To investigate the relationship of
RNA binding to capping enzyme function, we employed mobility shift and
UV photo-cross-linking analyses as measures of RNA binding to both
subdomains and to the full-size capping enzyme. Each subdomain of the
mRNA capping enzyme binds to 23-mer triphosphorylated RNA in a manner
indicating that up to two molecules of enzyme bind per RNA molecule, at
high enzyme concentrations. The affinity of the methyltransferase
domain for RNA is nearly 8-fold greater than D1R and 3-fold weaker than the intact capping enzyme. This result
indicates that the methyltransferase domain possesses the major RNA
binding component of the holoenzyme.
Although the binding of
triphosphorylated RNA to the D1R subdomain is
apparently weaker than binding to the methyltransferase domain, it
represents catalytically productive binding at the RNA
5`-triphosphatase active center. This conclusion is based on the fact
that photo-linkage of triphosphorylated RNA is inhibited by 5`-OH RNA
and to a much lesser extent, single-stranded DNA in a concentration
dependent manner, consistent with the relative inhibition of RNA
5`-triphosphatase activity by these same oligonucleotides. The
relationship of this inhibition to the binding of RNA at the
guanylyltransferase active site is not addressed per se by
these experiments. We cannot differentiate between separate RNA binding
sites for each active site or a single site for the binding of
diphosphorylated RNA shared by the two catalytic sites.
In
considering these data in the fuller context of a single round of RNA
cap formation, it is surprising that that the binding of RNA to the
methyltransferase domain is roughly 8-fold stronger than binding to
D1R, yet the presence of this domain exerts no
influence on the RNA substrate saturation kinetics for either the RNA
5`-triphosphatase or guanylyltransferase activities. This fact suggests
that the binding of RNA to either active site in D1R
must not be a rate-limiting step in the reaction sequence.
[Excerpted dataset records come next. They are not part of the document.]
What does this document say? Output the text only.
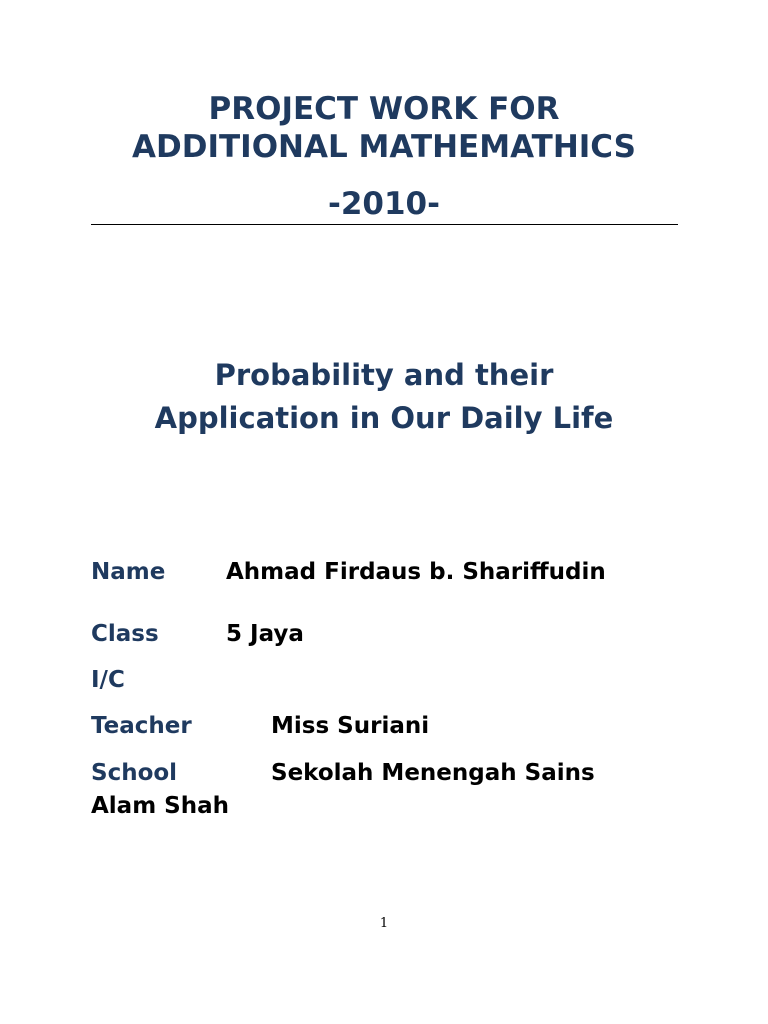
PROJECT WORK FOR
ADDITIONAL MATHEMATHICS
-2010-
Probability and their
Application in Our Daily Life
Name	Ahmad Firdaus b. Shariffudin
Class	5 Jaya
I/C
Teacher	Miss Suriani
School	Sekolah Menengah Sains
Alam Shah
1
Alternately, RNA binding at the methyltransferase active site is
unrelated to binding at either catalytic site in the
D1R
subdomain and perhaps reflects a binding
function separate from capping at the 5` terminus.
A weak but
specific association of RNA with D1R does fit
with the three active site model for mRNA cap formation. In this model,
the RNA 5` terminus is processed sequentially at each site and in a
fashion which is kinetically autonomous from the next step. It is
sensible that the nascent RNA binds to the first active site (i.e. the RNA 5`-triphosphatase active site) with the greatest
specificity but not necessarily the highest affinity. Subsequent to
catalysis, the product must move to the next active site; a site
exhibiting less specificity for the 5`- triphosphorylated RNA but a
greater affinity for RNA would promote this transfer.